No Brasil, o Ibovespa encerrou a segunda-feira praticamente estável, aos 178 mil pontos, em um pregão marcado por forças opostas. A queda dos juros futuros ofereceu algum suporte ao mercado acionário, mas o recuo das principais empresas ligadas a commodities impediu um avanço mais consistente.

As ações da Petrobras caíram 0,85%, acompanhando a baixa do petróleo após a trégua temporária entre Estados Unidos e Irã, enquanto a Vale recuou 2,15%, pressionada pela desvalorização do minério de ferro e pelas dúvidas persistentes em relação à demanda chinesa. Em contrapartida, a valorização dos grandes bancos ajudou a limitar as perdas do índice.

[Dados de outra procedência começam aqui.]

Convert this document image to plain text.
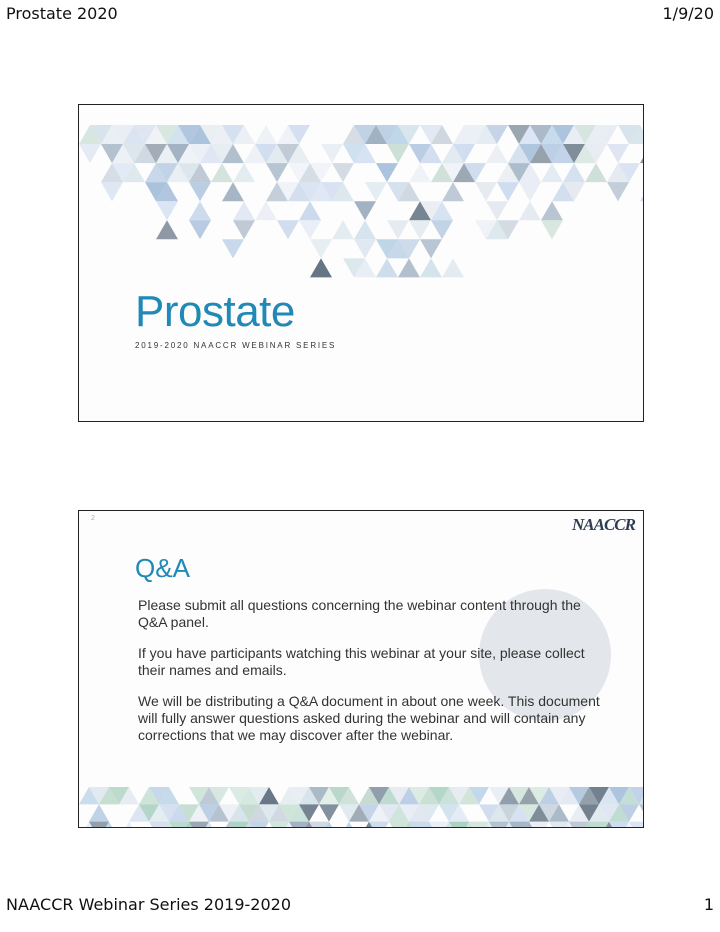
Prostate 2020	1/9/20
Prostate
2019-2020 NAACCR WEBINAR SERIES
2	NAACCR
Q&A

Please submit all questions concerning the webinar content through the Q&A panel.

If you have participants watching this webinar at your site, please collect their names and emails.

We will be distributing a Q&A document in about one week. This document will fully answer questions asked during the webinar and will contain any corrections that we may discover after the webinar.

NAACCR Webinar Series 2019-2020	1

Nesta terça-feira, as atenções se concentram no início da reunião do Copom, na divulgação da produção industrial de junho e no balanço do Itaú Unibanco. A expectativa amplamente majoritária é de um corte de 0,25 ponto percentual na Selic, para 14% ao ano, mas o foco do mercado estará sobretudo na comunicação do Banco Central sobre os próximos passos. A melhora recente da inflação, a desaceleração da atividade e a queda do petróleo abriram espaço para a discussão de uma nova redução da taxa, para 13,75% em setembro, cenário que já passou a ser incorporado pelo Boletim Focus.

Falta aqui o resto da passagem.